Announced January 13, 2026, the rollout includes a newly launched franchising portal and a hiring push for franchise business consultants to support development and day-to-day franchise operations. The chain is actively seeking franchisees with prior quick-service chicken experience or multi-unit management backgrounds, signaling a selective approach to partner recruitment rather than an open-arms model for any investor.

For restaurant workers and managers, the plan translates into significant job creation across front-of-house and back-of-house roles. Growth of this scale requires recruitment for crew, shift leads and assistant managers at individual units, as well as expanded franchise support staff devoted to training, field operations and compliance. Expect hiring waves in hourly positions followed by ramped-up searches for multi-unit general managers and area developers who can carry consistent unit economics and service standards across regions.

The scale-up raises operational questions familiar to operators: Can hiring pipelines keep pace with unit openings? Will training capacity and onboarding systems be beefed up to reduce time-to-competence for new crew? How will labor scheduling be managed across higher-turnover markets, particularly in dense metro areas where workforce competition is already tight? Rapid franchised growth can amplify variability in pay, benefits and workplace culture if corporate oversight and franchisee selection standards are not tightly enforced.

Jollibee’s growth play leans heavily on brand awareness built through social channels and community demand rather than pure discounting, a tactic that has driven strong traffic in immigrant and mainstream markets. Internally, the company is planning longer-term structural moves that could include corporate spin-offs and future public listings, indicating that this U.S. expansion is part of a broader strategy to boost valuation and operational scale.

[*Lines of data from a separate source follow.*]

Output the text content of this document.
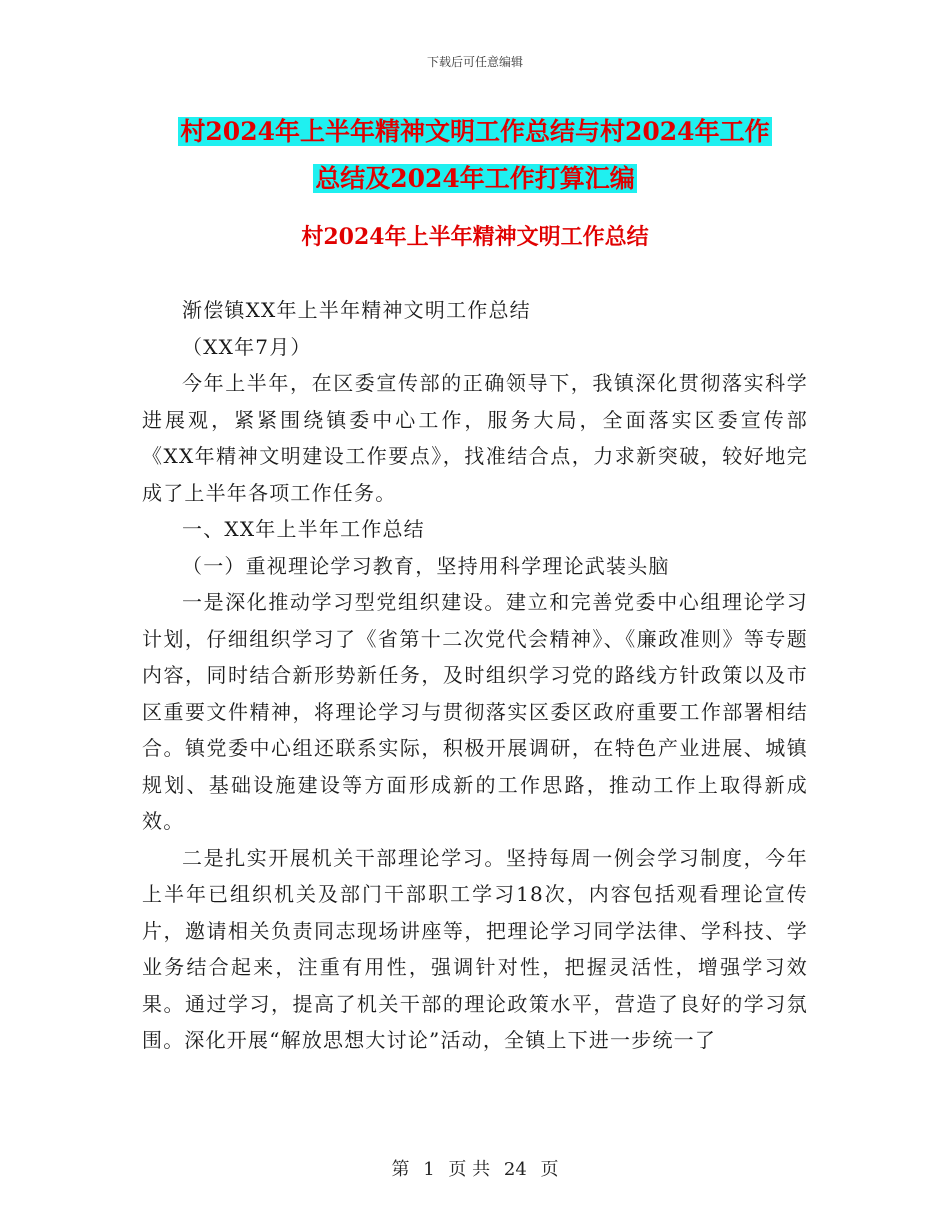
下载后可任意编辑
村2024年上半年精神文明工作总结与村2024年工作
总结及2024年工作打算汇编
村2024年上半年精神文明工作总结

渐偿镇XX年上半年精神文明工作总结

（XX年7月）

今年上半年，在区委宣传部的正确领导下，我镇深化贯彻落实科学进展观，紧紧围绕镇委中心工作，服务大局，全面落实区委宣传部《XX年精神文明建设工作要点》，找准结合点，力求新突破，较好地完成了上半年各项工作任务。

一、XX年上半年工作总结

（一）重视理论学习教育，坚持用科学理论武装头脑

一是深化推动学习型党组织建设。建立和完善党委中心组理论学习计划，仔细组织学习了《省第十二次党代会精神》、《廉政准则》等专题内容，同时结合新形势新任务，及时组织学习党的路线方针政策以及市区重要文件精神，将理论学习与贯彻落实区委区政府重要工作部署相结合。镇党委中心组还联系实际，积极开展调研，在特色产业进展、城镇规划、基础设施建设等方面形成新的工作思路，推动工作上取得新成效。

二是扎实开展机关干部理论学习。坚持每周一例会学习制度，今年上半年已组织机关及部门干部职工学习18次，内容包括观看理论宣传片，邀请相关负责同志现场讲座等，把理论学习同学法律、学科技、学业务结合起来，注重有用性，强调针对性，把握灵活性，增强学习效果。通过学习，提高了机关干部的理论政策水平，营造了良好的学习氛围。深化开展“解放思想大讨论”活动，全镇上下进一步统一了

第 1 页 共 24 页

For restaurants and workers, the near-term impact is concrete: new jobs, expanded management opportunities and increased demand for experienced multi-unit operators. The longer-term outcome will hinge on how rigorously franchise standards, training programs and field support are deployed across thousands of new hires and hundreds of new units. Employers and potential franchisees should be preparing recruiting pipelines, structured training curricula and robust scheduling systems to ensure growth does not outpace operational readiness.